14. A few days before the hearing, M suddenly said that she wanted to “fight” the hearing. Obviously, I did not agree with this. After all, we had already come to an agreement in writing. Moreover, M was intending to vary the custody order to have more time with the child in the future. If M “fought” for the sake of fighting, this would reflect badly on her in the future. Nonetheless, I said that it was my duty to follow her instructions but that my charges would be higher since she wanted to contest the matter. She refused to pay and changed lawyer. Her new lawyer told me that M said that I “refused to fight”. Last I checked, she then changed lawyers at least another time.
15. M in CASE 4 just lost the plot unfortunately. She was plainly not thinking for the child. It also did not make strategic sense to fight for the sake of fighting. Sadly, this was 1 case where I found myself conflicted between my many duties – to M, to the Court, and to a just outcome for the child.
C. Case 5: Of Egos and Calculated Decisions
16. CASE 5 was nothing flash. I acted for the mother (“M”) in a financially lopsided marriage. Her soon-to-be-ex-husband (“X”) kept beating his chest from the outset, saying that he would “fight” for the care of the children. But we knew that he wanted to get a quick divorce to marry his mistress. X offered a large sum of money (by any standards) but on the condition that M gave up care of the children to X. M did not have the resources to contest the care of the children, and she told me that X had no real interest in the children but just wanted to exert power over her.
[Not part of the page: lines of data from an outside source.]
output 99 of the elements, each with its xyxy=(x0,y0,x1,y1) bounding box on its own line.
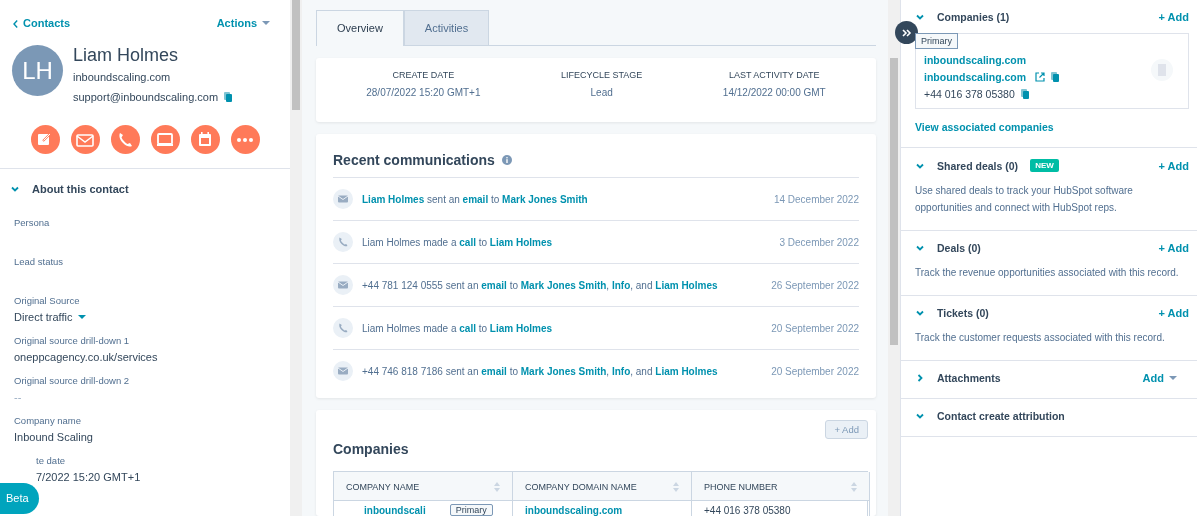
tab[interactable]: Overview xyxy=(316,10,404,46)
add-link[interactable]: + Add xyxy=(1158,159,1189,172)
activity-date: 14 December 2022 xyxy=(773,193,859,205)
field-value: -- xyxy=(14,391,22,403)
phone-icon xyxy=(333,232,353,252)
summary-value: 14/12/2022 00:00 GMT xyxy=(722,87,826,98)
section-title: Attachments xyxy=(937,372,1001,384)
add-dropdown[interactable]: Add xyxy=(1142,372,1177,384)
section-description: Track the customer requests associated with this record. xyxy=(915,331,1166,345)
activity-text: Liam Holmes made a call to Liam Holmes xyxy=(362,236,554,248)
field-label: Original source drill-down 1 xyxy=(14,335,131,346)
field-label: Lead status xyxy=(14,256,65,267)
envelope-icon xyxy=(333,189,353,209)
chevron-down-icon[interactable] xyxy=(915,12,925,22)
screen-button[interactable] xyxy=(150,125,180,154)
chevron-left-icon[interactable] xyxy=(13,20,18,28)
activity-text: +44 746 818 7186 sent an email to Mark Jones Smith, Info, and Liam Holmes xyxy=(362,365,719,377)
company-link[interactable]: inboundscali xyxy=(364,504,426,516)
actions-dropdown[interactable]: Actions xyxy=(216,17,270,29)
info-icon[interactable] xyxy=(501,155,512,165)
copy-icon[interactable] xyxy=(1020,89,1029,99)
primary-tag: Primary xyxy=(449,504,493,516)
activity-date: 20 September 2022 xyxy=(771,322,859,334)
card-title: Recent communications xyxy=(333,152,495,168)
phone-number: +44 016 378 05380 xyxy=(704,504,791,516)
double-chevron-icon xyxy=(901,27,912,38)
field-label: Company name xyxy=(14,415,83,426)
avatar: LH xyxy=(12,45,63,96)
column-header[interactable]: COMPANY NAME xyxy=(334,472,513,500)
scrollbar-thumb[interactable] xyxy=(890,58,898,345)
add-link[interactable]: + Add xyxy=(1158,242,1189,254)
activity-date: 26 September 2022 xyxy=(771,279,859,291)
copy-icon[interactable] xyxy=(1051,72,1060,82)
section-title: Shared deals (0) xyxy=(937,159,1019,172)
activity-date: 20 September 2022 xyxy=(771,365,859,377)
activity-text: Liam Holmes sent an email to Mark Jones Smith xyxy=(362,193,589,205)
primary-tag: Primary xyxy=(915,33,958,49)
domain-link[interactable]: inboundscaling.com xyxy=(924,71,1027,83)
summary-label: LAST ACTIVITY DATE xyxy=(728,70,821,80)
summary-label: LIFECYCLE STAGE xyxy=(561,70,643,80)
chevron-down-icon[interactable] xyxy=(915,308,925,318)
summary-value: 28/07/2022 15:20 GMT+1 xyxy=(366,87,481,98)
caret-icon[interactable] xyxy=(78,315,87,319)
more-button[interactable] xyxy=(230,125,260,154)
section-description: Use shared deals to track your HubSpot software opportunities and connect with HubSpot reps. xyxy=(915,184,1134,215)
add-button[interactable]: + Add xyxy=(825,420,868,439)
phone-number: +44 016 378 05380 xyxy=(924,88,1015,100)
column-header[interactable]: COMPANY DOMAIN NAME xyxy=(513,472,692,500)
note-button[interactable] xyxy=(30,125,60,154)
chevron-down-icon[interactable] xyxy=(10,184,20,194)
section-description: Track the revenue opportunities associated with this record. xyxy=(915,266,1180,280)
domain-link[interactable]: inboundscaling.com xyxy=(525,504,623,516)
external-link-icon[interactable] xyxy=(1035,72,1046,82)
calendar-button[interactable] xyxy=(190,125,220,154)
section-title: Companies (1) xyxy=(937,11,1010,23)
activity-date: 3 December 2022 xyxy=(779,236,859,248)
field-label: Original source drill-down 2 xyxy=(14,375,131,386)
chevron-down-icon[interactable] xyxy=(915,411,925,421)
more-icon xyxy=(237,137,253,142)
email-button[interactable] xyxy=(70,125,100,154)
call-button[interactable] xyxy=(110,125,140,154)
field-value: oneppcagency.co.uk/services xyxy=(14,351,158,363)
summary-label: CREATE DATE xyxy=(391,70,456,80)
card-title: Companies xyxy=(333,441,410,457)
contact-domain: inboundscaling.com xyxy=(73,71,171,83)
copy-icon[interactable] xyxy=(224,92,233,102)
field-value: Inbound Scaling xyxy=(14,431,93,443)
scrollbar-thumb[interactable] xyxy=(292,0,300,110)
building-icon xyxy=(1151,59,1173,81)
add-link[interactable]: + Add xyxy=(1158,307,1189,319)
field-value: 7/2022 15:20 GMT+1 xyxy=(36,471,141,483)
field-label: Persona xyxy=(14,217,51,228)
tab[interactable]: Activities xyxy=(403,10,490,45)
contact-name: Liam Holmes xyxy=(73,45,180,66)
add-link[interactable]: + Add xyxy=(1158,11,1189,23)
column-header[interactable]: PHONE NUMBER xyxy=(692,472,870,500)
section-title: Deals (0) xyxy=(937,242,981,254)
field-label: Original Source xyxy=(14,295,81,306)
field-label: te date xyxy=(36,455,67,466)
summary-value: Lead xyxy=(590,87,613,98)
new-badge: NEW xyxy=(1030,159,1059,172)
company-link[interactable]: inboundscaling.com xyxy=(924,54,1027,66)
section-title: Contact create attribution xyxy=(937,410,1065,422)
phone-icon xyxy=(333,318,353,338)
section-title: Tickets (0) xyxy=(937,307,989,319)
envelope-icon xyxy=(333,275,353,295)
field-value[interactable]: Direct traffic xyxy=(14,311,73,323)
contact-email: support@inboundscaling.com xyxy=(73,91,219,103)
chevron-right-icon[interactable] xyxy=(915,373,925,383)
view-companies-link[interactable]: View associated companies xyxy=(915,121,1054,133)
chevron-down-icon[interactable] xyxy=(915,243,925,253)
section-title: About this contact xyxy=(32,183,129,195)
envelope-icon xyxy=(333,361,353,381)
activity-text: +44 781 124 0555 sent an email to Mark Jones Smith, Info, and Liam Holmes xyxy=(362,279,719,291)
activity-text: Liam Holmes made a call to Liam Holmes xyxy=(362,322,554,334)
beta-button[interactable]: Beta xyxy=(0,483,39,514)
back-link[interactable]: Contacts xyxy=(23,17,71,29)
calendar-icon xyxy=(196,130,214,149)
laptop-icon xyxy=(156,130,174,149)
17. We called X’s bluff by accepting his offer. It was a calculated decision. The analogy I used with M was this – X and her were pulling on a rope in opposite directions, so X could either continue pulling, or let go. M let go and X fell flat on his back. He paid M, and right on cue as predicted, X kept sending the children back to M shortly after the divorce. X’s ego drove him to threaten to “fight” for the children with no real intention to have their care. When he realized that he wanted out of the marriage sooner rather than later (to be with his mistress), he made an offer which was more generous than he wanted to make, yet still insisted on imposing a condition involving the care of the children. In the end, it was X’s ego that gave M a good outcome.